Objective: To ascertain whether treatment with interferon-alpha 2a (IFN-alpha 2a) can induce remission in patients with chronic active ulcerative colitis.
Study design: Prospective, open-label study.
Setting: The gastroenterology section of Ankara University School of Medicine, which is the regional referral centre for the city of Ankara.
Study population: The study included 28 in-patients with established ulcerative colitis and lacking known pathogens. The diagnosis was confirmed using endoscopic, radiological and histological techniques. Patients enrolled in the study had previously shown resistance to 5-aminosalicylic acid and steroids.

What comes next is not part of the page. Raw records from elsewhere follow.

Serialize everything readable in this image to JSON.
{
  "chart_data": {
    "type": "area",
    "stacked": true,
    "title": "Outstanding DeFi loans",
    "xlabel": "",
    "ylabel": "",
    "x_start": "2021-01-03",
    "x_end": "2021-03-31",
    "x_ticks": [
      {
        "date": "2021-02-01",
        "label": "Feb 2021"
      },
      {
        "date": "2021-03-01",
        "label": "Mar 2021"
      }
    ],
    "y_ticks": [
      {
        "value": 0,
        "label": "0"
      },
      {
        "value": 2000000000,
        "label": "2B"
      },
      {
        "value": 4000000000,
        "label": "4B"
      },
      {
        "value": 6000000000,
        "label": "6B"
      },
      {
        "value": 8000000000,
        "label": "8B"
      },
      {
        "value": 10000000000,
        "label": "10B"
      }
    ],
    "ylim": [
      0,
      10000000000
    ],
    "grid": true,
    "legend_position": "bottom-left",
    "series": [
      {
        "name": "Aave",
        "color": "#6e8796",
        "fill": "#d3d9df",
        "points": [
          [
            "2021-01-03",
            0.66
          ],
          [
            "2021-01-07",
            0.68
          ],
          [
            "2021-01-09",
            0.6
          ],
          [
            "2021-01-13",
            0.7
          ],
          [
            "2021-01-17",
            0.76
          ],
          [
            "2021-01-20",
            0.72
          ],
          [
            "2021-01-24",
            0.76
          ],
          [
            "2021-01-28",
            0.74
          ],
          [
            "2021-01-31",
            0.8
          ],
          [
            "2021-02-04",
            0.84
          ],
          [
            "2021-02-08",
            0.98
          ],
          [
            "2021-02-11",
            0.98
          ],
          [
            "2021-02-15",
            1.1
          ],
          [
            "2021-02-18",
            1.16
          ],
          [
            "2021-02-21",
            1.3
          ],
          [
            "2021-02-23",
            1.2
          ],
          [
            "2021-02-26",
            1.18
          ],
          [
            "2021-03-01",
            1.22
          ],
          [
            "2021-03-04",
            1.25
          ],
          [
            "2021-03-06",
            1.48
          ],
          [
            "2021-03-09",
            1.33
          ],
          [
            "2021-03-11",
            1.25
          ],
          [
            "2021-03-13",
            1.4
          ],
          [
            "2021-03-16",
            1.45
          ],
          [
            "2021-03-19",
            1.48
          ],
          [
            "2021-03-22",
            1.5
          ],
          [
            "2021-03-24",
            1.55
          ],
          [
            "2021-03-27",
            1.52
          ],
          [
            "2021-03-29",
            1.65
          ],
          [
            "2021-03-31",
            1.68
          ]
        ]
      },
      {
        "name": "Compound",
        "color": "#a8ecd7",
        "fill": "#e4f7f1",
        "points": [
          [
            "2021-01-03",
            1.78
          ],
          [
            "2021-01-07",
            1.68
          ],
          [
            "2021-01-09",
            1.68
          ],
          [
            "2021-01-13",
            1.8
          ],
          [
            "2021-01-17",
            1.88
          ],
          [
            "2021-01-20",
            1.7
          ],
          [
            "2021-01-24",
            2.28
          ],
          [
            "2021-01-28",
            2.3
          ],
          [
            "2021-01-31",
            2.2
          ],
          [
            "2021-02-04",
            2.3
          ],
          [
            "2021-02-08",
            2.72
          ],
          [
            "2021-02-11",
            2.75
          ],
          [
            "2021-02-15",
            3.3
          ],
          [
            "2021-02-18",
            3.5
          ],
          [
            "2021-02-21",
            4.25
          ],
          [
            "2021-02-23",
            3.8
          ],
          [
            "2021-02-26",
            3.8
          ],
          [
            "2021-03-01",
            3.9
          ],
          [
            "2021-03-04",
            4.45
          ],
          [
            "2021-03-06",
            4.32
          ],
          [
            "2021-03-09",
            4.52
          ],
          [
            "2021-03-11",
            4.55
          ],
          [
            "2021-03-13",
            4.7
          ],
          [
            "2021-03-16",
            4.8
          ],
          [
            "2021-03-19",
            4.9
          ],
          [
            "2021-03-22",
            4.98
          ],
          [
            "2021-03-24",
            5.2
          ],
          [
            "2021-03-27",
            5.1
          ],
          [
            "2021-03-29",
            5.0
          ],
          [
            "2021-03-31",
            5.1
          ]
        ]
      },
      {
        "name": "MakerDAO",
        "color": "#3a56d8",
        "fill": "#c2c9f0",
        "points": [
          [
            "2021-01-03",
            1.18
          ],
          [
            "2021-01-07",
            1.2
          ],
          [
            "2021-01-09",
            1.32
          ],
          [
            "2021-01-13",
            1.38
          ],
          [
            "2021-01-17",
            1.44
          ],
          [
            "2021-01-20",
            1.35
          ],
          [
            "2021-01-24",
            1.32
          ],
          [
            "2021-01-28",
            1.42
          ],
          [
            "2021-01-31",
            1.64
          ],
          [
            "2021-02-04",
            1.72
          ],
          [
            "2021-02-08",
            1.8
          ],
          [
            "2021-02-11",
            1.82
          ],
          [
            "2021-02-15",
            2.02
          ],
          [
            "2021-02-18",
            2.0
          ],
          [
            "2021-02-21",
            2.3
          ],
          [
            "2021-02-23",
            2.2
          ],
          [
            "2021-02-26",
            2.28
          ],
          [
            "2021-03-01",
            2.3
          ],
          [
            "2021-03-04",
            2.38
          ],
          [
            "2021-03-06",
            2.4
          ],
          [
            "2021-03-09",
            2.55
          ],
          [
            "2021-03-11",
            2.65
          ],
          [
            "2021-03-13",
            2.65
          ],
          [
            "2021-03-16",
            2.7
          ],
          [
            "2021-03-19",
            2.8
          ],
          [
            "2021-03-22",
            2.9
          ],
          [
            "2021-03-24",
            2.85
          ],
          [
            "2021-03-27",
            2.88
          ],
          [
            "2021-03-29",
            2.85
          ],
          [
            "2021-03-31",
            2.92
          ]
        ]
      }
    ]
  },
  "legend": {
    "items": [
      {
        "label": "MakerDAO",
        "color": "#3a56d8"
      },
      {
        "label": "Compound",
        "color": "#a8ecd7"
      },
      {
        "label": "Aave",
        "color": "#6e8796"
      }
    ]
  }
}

Measurements: Disease activity was evaluated clinically and endoscopically. Laboratory parameters (erythrocyte sedimentation rate, haematocrit, and serum albumin levels) were used as indirect markers of inflammatory status. After a 10 day washout period, patients were treated with IFN-alpha 2a.

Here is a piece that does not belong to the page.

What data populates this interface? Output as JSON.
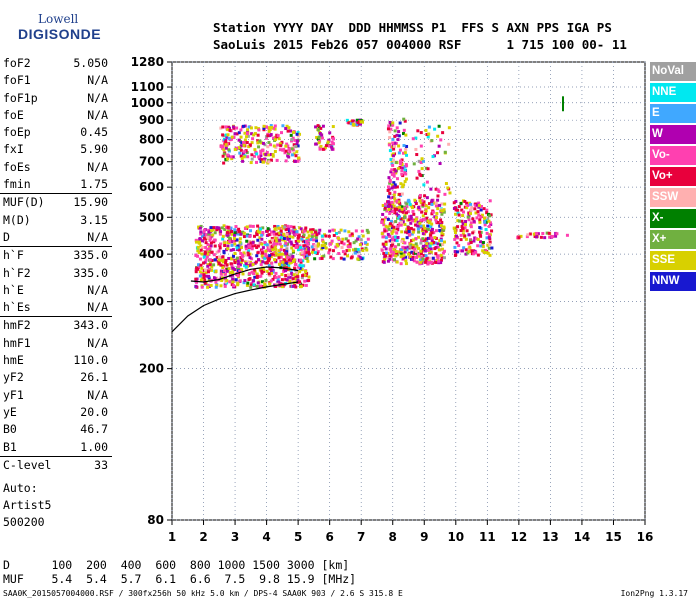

Intervention: IFN-alpha 2a therapy started with 3 MIU (one subcutaneous injection) and was increased to 6 MIU (one subcutaneous injection) and then 9 MIU three times a week (three subcutaneous injections every second day for 1 week) to habituate the patients and ensure early onset of action. The dose was then decreased to 6 MIU (three injections every second day for 1 week) and maintained at 3 MIU (three times a week) for 6-12 months.

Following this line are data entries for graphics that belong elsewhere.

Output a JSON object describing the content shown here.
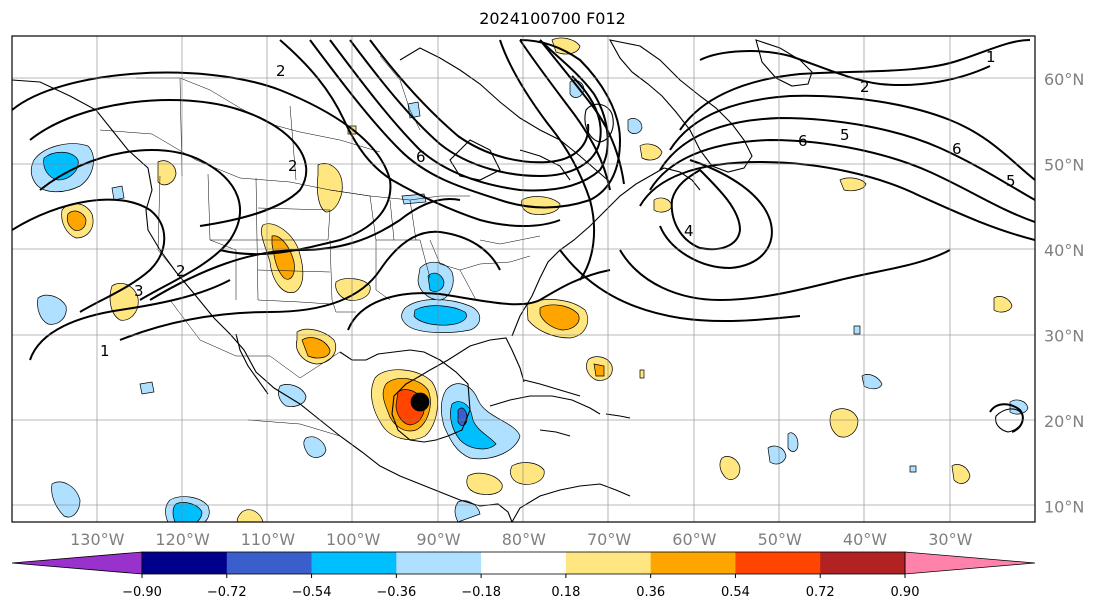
{
  "title": "2024100700 F012",
  "map": {
    "longitude_ticks": [
      {
        "lon": -130,
        "label": "130°W"
      },
      {
        "lon": -120,
        "label": "120°W"
      },
      {
        "lon": -110,
        "label": "110°W"
      },
      {
        "lon": -100,
        "label": "100°W"
      },
      {
        "lon": -90,
        "label": "90°W"
      },
      {
        "lon": -80,
        "label": "80°W"
      },
      {
        "lon": -70,
        "label": "70°W"
      },
      {
        "lon": -60,
        "label": "60°W"
      },
      {
        "lon": -50,
        "label": "50°W"
      },
      {
        "lon": -40,
        "label": "40°W"
      },
      {
        "lon": -30,
        "label": "30°W"
      }
    ],
    "latitude_ticks": [
      {
        "lat": 60,
        "label": "60°N"
      },
      {
        "lat": 50,
        "label": "50°N"
      },
      {
        "lat": 40,
        "label": "40°N"
      },
      {
        "lat": 30,
        "label": "30°N"
      },
      {
        "lat": 20,
        "label": "20°N"
      },
      {
        "lat": 10,
        "label": "10°N"
      }
    ],
    "contour_labels": [
      "2",
      "6",
      "2",
      "2",
      "3",
      "1",
      "6",
      "5",
      "6",
      "5",
      "4",
      "2",
      "1"
    ]
  },
  "colorbar": {
    "bounds": [
      "−0.90",
      "−0.72",
      "−0.54",
      "−0.36",
      "−0.18",
      "0.18",
      "0.36",
      "0.54",
      "0.72",
      "0.90"
    ],
    "colors": [
      "#9932cc",
      "#00008b",
      "#3a5fcd",
      "#00bfff",
      "#b0e0ff",
      "#ffffff",
      "#ffe680",
      "#ffa500",
      "#ff4500",
      "#b22222",
      "#ff82ab"
    ]
  }
}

Results: Clinically, 71% per cent of the patients had severe and 29% moderate ulcerative colitis activity before the treatment. Five patients (18%) did not respond to IFN-alpha 2a therapy within the first 2 months; two of them underwent total colectomy and the remaining three (11%) achieved late remission after prolonged IFN-alpha 2a therapy. Twenty-three (82%) patients responded to therapy with a fast improvement (within 15 days) and were in complete clinical and endoscopic remission after 6 months of therapy. During the treatment period, four (14.2%) patients with pre-existing small haemorrhoids suffered from enlarged ulcerated and bleeding external haemorrhoids, and flu-like symptoms were a common side effect. No adverse effects serious enough to necessitate discontinuation of the therapy were observed. Twenty-six (93%) patients were observed for more than 2 years without being given therapy and remained in full clinical and endoscopic remission during this period.
Conclusion: In our opinion, IFN-alpha 2a is a well-tolerated, non-toxic, easily applicable and outstanding drug, which could become the treatment of choice for first-line therapy of chronic active ulcerative colitis, especially in patients who show resistance to other drugs.